Let me preface this post by saying that I spent 40 years being professionally fussy and organised for myself and my patients and then 8 years trying to cope with someone else’s retail stock chaos after that – 48 years of honourable organisation without tipping over into clinical OCD. It was good preparation for my time here at the retirement computer desk and out at the retirement modelling bench.
But it did not prepare me for contact with modern hobby shops and their shelves, and I am learning to retrain my powers of observation.
A hobby shop and a battleship magazine are similar places – lots of expensive and dangerous items to be stored and made ready for either sale or bombardment. Success for the shop assistants or the gunners only comes when the goods are delivered and fired off safely. Subsequent explosions can take place at a long distance away. The naval gunners have an advantage in that their targets rarely come in and request a warranty repair on a dud shell.
The key to being able to do the business is organisation – the racks of shells and the shelves of retail goods have to be arranged so that the crews can find common shell or model kits readily to hand in the thick of things. No good trying to dig through piles of stuff while the customers are waiting. The organisation has to be methodical, thorough, done well beforehand, and done repeatedly as stocks rotate. It is also vital that the organisation is not changed weekly at the whim of the commanding officer…but that is another story.
This agreeable state of affairs applies to very few of the hobby shops I’ve visited.

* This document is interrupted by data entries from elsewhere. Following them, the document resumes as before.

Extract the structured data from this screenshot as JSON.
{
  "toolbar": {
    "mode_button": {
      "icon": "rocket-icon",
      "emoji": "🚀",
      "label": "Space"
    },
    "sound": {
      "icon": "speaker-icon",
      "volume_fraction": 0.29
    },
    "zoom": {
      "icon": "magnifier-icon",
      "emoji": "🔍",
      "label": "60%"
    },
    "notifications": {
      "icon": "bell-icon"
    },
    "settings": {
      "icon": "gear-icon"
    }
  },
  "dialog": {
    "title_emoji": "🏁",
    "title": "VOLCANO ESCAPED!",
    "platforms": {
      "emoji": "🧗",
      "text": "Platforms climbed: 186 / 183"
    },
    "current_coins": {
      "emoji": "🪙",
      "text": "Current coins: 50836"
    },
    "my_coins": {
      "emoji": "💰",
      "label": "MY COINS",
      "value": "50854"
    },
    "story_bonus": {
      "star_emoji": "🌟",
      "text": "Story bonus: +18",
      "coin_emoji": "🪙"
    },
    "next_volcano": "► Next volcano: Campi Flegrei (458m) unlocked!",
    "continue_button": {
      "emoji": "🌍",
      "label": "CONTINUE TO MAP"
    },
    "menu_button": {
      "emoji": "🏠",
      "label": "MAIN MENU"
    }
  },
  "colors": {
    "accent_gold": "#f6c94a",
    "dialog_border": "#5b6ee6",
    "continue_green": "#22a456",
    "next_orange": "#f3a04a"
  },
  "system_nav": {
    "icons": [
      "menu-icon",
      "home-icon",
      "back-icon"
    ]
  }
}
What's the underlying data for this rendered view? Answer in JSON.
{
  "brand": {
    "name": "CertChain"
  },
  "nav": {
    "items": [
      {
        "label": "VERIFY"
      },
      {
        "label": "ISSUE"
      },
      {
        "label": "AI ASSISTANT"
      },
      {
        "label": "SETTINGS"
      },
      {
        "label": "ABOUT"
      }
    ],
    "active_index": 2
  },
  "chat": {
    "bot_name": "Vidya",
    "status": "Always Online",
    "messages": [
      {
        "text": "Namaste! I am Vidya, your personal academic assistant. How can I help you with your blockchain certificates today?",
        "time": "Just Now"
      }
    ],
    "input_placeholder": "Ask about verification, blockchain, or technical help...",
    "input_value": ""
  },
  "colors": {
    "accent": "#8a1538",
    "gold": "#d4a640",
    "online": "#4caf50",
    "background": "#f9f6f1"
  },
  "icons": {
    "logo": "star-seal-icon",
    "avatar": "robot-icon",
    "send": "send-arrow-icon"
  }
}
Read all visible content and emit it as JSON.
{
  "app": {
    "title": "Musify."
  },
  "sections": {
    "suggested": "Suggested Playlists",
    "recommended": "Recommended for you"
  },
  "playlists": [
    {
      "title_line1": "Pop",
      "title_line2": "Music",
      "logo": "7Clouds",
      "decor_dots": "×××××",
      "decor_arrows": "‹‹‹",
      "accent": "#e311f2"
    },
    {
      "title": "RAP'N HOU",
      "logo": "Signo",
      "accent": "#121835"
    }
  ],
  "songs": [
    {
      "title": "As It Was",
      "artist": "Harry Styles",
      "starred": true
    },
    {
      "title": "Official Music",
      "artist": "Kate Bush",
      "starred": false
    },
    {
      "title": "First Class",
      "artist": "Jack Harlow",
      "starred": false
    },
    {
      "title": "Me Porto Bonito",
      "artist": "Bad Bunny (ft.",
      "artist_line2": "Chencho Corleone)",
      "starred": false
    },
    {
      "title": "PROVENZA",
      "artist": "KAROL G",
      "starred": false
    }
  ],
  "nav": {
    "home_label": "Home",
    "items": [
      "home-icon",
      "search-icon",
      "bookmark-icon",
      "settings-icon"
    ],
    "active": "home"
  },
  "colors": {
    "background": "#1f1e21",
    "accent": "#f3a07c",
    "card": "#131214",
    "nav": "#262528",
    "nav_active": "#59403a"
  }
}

Most range from semi-arranged to completely chaotic. I would particularly commend Train World in North Brighton, VIctoria and my local Hobbytech in Myaree, Western Australia for having their stuff categorised and easily available to the customers. They separate paints, kits, parts, tools, and all the myriad of sales goods very well. In my recent visits I was able to fill shopping lists easily – provided the goods were available for sale – without having to flap about searching for misplaced items. The fact that each section is visibly separate doesn’t prevent the customer from grazing around and developing more expensive ideas – and this is the very essence of a good retail set-out. If you don’t believe me, go through the main doors at Myers or David Jones and look at the way that the labyrinth of colour and counters has been planned.
My one request to all hobby shop owners is that they give thought to hiring a shop display assistant who is mildly OCD. Make it their task to separate all kits via scale, and then to further subdivide them by maker and theme. And to display the best end of the box so that the buyer can see the stock at a glance. I know it will be a repeated task as the customers disrupt the shelves, but that’s what the shelfman is there for. And done well, it can lead to the customer deciding to get four kits and five cans of paint instead of just one.